Thermal Sand Dryers

CORECO® Rotary Process Furnaces are used for thermal reclamation of waste foundry sand containing combustible organic binders. These units are available in five standard models having capacities ranging from ½ to 5 tons per hour of waste foundry sand containing less than 2% combustible organic matter.

The reclaimed sand is generally cleaner than new sand resulting in improved casting quality. The CORECO® Thermal Sand Reclamation System also enables the user to have control over the grain fineness of the reclaimed sand.

The CORECO® Thermal Sand Reclamation System has a patented internal afterburner design that achieves air quality compliance in most applications. A cyclone dust collector and baghouse are typically provided to remove particulate from the air exhausted from the thermal sand reclamation system.

Functional Description of Thermal Sand Dryers

Waste foundry sand is fed to the input hopper (A). The screw feeder (B), which is sealed against the input end of the rotary retort (C), feeds the sand at a constant rate into the rotary retort. In the rotary retort the sand is uniformly heated to a temperature between 1,200 and 1,500° F. An annular cavity is provided between the outside surface of the rotary retort and the inside surface of the furnace shell (D). The burners (E) are fired into this cavity to heat the rotary retort from the outside (indirect heating). There is no direct flame impingement on the foundry sand.

Air is required to remove moisture from the rotary retort and to provide the oxygen required for the oxidation of the organic compounds found in the waste sand. This air enters the rotary retort through a connection provided on the screw feeder. A modulating valve controls the amount of air entering the rotary retort as required.

The hot, clean foundry sand exits the rotary retort and drops through the cooler transfer hood (G) into the rotary cooler drum (H). In the rotary cooler drum, heat from the sand is transferred to the cooling air that is flowing through the cooling drum in the opposite direction of the sand flow (counterflow). The temperature of the sand leaving the cooling drum will be approximately 30 to 50°F above ambient temperature.

The reclaimed sand is filtered through a 20-mesh screen (I) at the leaving end of the cooling drum and is collected in the  hopper of the Pneumatic Scrubber/Classifier. Metal and other rejected material greater than 20-mesh flow over the filter screen and exit the cooling drum (J), where they can be collected in a container or transferred by a conveyor.
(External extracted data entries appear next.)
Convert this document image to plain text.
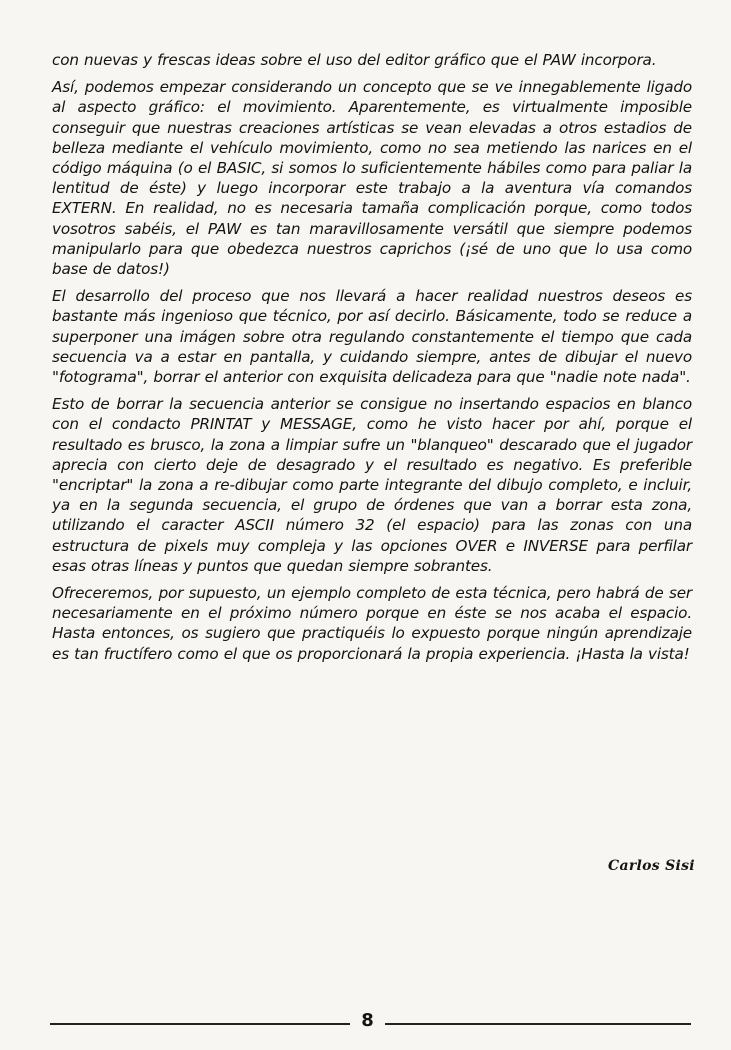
con nuevas y frescas ideas sobre el uso del editor gráfico que el PAW incorpora.

Así, podemos empezar considerando un concepto que se ve innegablemente ligado al aspecto gráfico: el movimiento. Aparentemente, es virtualmente imposible conseguir que nuestras creaciones artísticas se vean elevadas a otros estadios de belleza mediante el vehículo movimiento, como no sea metiendo las narices en el código máquina (o el BASIC, si somos lo suficientemente hábiles como para paliar la lentitud de éste) y luego incorporar este trabajo a la aventura vía comandos EXTERN. En realidad, no es necesaria tamaña complicación porque, como todos vosotros sabéis, el PAW es tan maravillosamente versátil que siempre podemos manipularlo para que obedezca nuestros caprichos (¡sé de uno que lo usa como base de datos!)

El desarrollo del proceso que nos llevará a hacer realidad nuestros deseos es bastante más ingenioso que técnico, por así decirlo. Básicamente, todo se reduce a superponer una imágen sobre otra regulando constantemente el tiempo que cada secuencia va a estar en pantalla, y cuidando siempre, antes de dibujar el nuevo "fotograma", borrar el anterior con exquisita delicadeza para que "nadie note nada".

Esto de borrar la secuencia anterior se consigue no insertando espacios en blanco con el condacto PRINTAT y MESSAGE, como he visto hacer por ahí, porque el resultado es brusco, la zona a limpiar sufre un "blanqueo" descarado que el jugador aprecia con cierto deje de desagrado y el resultado es negativo. Es preferible "encriptar" la zona a re-dibujar como parte integrante del dibujo completo, e incluir, ya en la segunda secuencia, el grupo de órdenes que van a borrar esta zona, utilizando el caracter ASCII número 32 (el espacio) para las zonas con una estructura de pixels muy compleja y las opciones OVER e INVERSE para perfilar esas otras líneas y puntos que quedan siempre sobrantes.

Ofreceremos, por supuesto, un ejemplo completo de esta técnica, pero habrá de ser necesariamente en el próximo número porque en éste se nos acaba el espacio. Hasta entonces, os sugiero que practiquéis lo expuesto porque ningún aprendizaje es tan fructífero como el que os proporcionará la propia experiencia. ¡Hasta la vista!

Carlos Sisi
8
In the Pneumatic Scrubber/Classifier, a compressed air nozzle (K) located near the bottom of the sand hopper (L) entrains the sand grains. This sand/air mixture flows through the scrubber tube (M). Turbulent airflow in the scrubber tube causes the sand grains to rub against each another which removes clay and other contaminants that are adhered to the surface of the sand grains.

After leaving the scrubber tube, the sand grains strike a series of target plates (N) within the classifier. These target plates reduce the sand velocity and spread the sand stream across the Classifier plenum (E) so that it is uniformly exposed to the classifying air stream. The larger sand grains to be reclaimed are carried toward the far wall of the Classifier and fall through the discharge gate (F) at the bottom of the Classifier. Rejected sand fines and contaminants are entrained by the upward moving airstream in the Classifier plenum. This airstream containing the sand fines and contaminants exit the top of the Classifier and is directed to a dust collection system. Adjustable vents (G) and a butterfly damper (H) are provided for adjusting the classifying air velocity and the corresponding grain fineness number.

An exhaust fan draws the dust-laden cooling air from the cooler transfer hood (G), process gases from the rotary retort exhaust hood (F), and classifying air from the classifier (O). This exhaust stream is directed through a pollution control system before being discharged to atmosphere. The pollution control system typically consists of cyclone dust collector and a baghouse dust collector.